As the previous snippet shows, the layout method is provided a TP.log.Entry and should return a string.


Every logging method creates an intance of TP.log.Entry which captures data about the logging message, time, etc. The entry is then made available to the various methods involved in filtering, formatting, and presenting log data.

At the time of this writing these values are captured:

  • date: The current Date() at the time of the logging call.
  • logger: The logger whose logging method triggered Entry creation.
  • level: The level at which the entry was logged.
  • arglist: The complete list of arguments to the triggering logging call.
  • marker: An optional marker from arguments[0]. Must match a TP.log.Marker.

Using this information you can produce whatever output your particular layout desires. The TP.log.ConsoleLayout used by the TP.log.ConsoleAppender formats Entry objects into a form resembling:

{ms} - {level} {logger} {[marker_name]} - {string}

Most interaction with Entry objects is done by the append method of Appender, the layout method of Layouts, and the filter method of Filters.


Whenever you log, both the TP.log.Logger and TP.log.Appender instances involved in your logging call get an opportunity to filter what they'll output. This filtering process is applied to every TP.log.Entry which is submitted for potential logging.

The most obvious filtering which happens is done based on logging levels, which happens regardless of other filters, but you can expand filtering by creating and associating TP.log.Filter instances with either a Logger or Appender instance.

The default implementation of a TP.log.Filter instance for filter looks like this:

function(anEntry) {

     * @method filter
     * @summary Runs one or more checks on anEntry to decide whether
     *     it can be passed forward to an appender. The default
     *     implementation is intended to be overridden by subtype
     *     versions.
     * @param {TP.log.Entry} anEntry The entry to filter.
     * @returns {Boolean} True if the entry is valid.

    return true;

Obviously there's not much filtering going on here. We're returning true for all Entry objects provided, essentially saying "Yes, you can log this.". Returning false from your filter method will cause that Entry to be skipped.


Markers are essentially named entities. What makes them intersting is that, like Loggers, they inherit from TP.log.Nestable, which means a Marker can be thought of as belonging to a hierarchy. This makes them particularly useful for filtering.

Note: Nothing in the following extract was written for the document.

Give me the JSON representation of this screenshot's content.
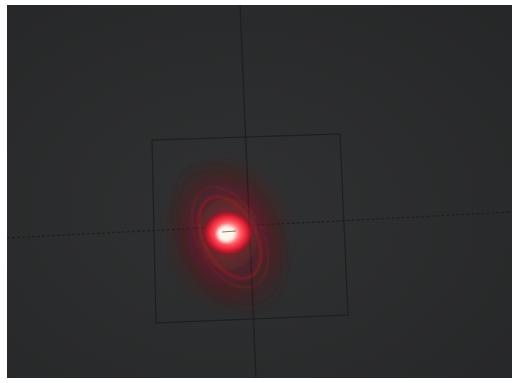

Markers should be created using the construct call. To make them interesting and more valuable you should put some thought into how you name them. Using common system subsystem and component names is a good default approach.

var marker = TP.log.Marker.construct('APP.logger');

At runtime when you're logging if you use a Marker name as the first parameter to your logging call the associated TP.log.Entry object will have that marker associated with it automatically:

var logger = TP.log.Manager.getLogger('Demo');
var marker = TP.log.Marker.construct('demo.marker');'demo.marker', 'This is a marker-tagged output message.');
20150511T17:36:21.063 - Demo INFO [demo.marker] - This is a marker-tagged output message.

The interesting thing to note is the [demo.marker] portion of the message. This is output by the default console layout and can be used in the system console as a handle for filtering independent of any TIBET filtering.

Markers have to be configured/constructed prior to logging for them to be useful, but if you have specific "slices" of logging you wish to identify a set of predefined Markers in a hierarchy is a great option.


There are a lot of powerful options to logging thanks to TP.log and the Log4J 2.0 APIs it implements.

For examples of logger, appender, and layout construction you may want to look at the TIBET source file TIBETLogging.js found in the TIBET kernel. That file creates the ConsoleLogger/ConsoleAppender pair as well as pairs for both the TIBET change log and test log. The source code there should help you get started with customing logging to meet your specific needs.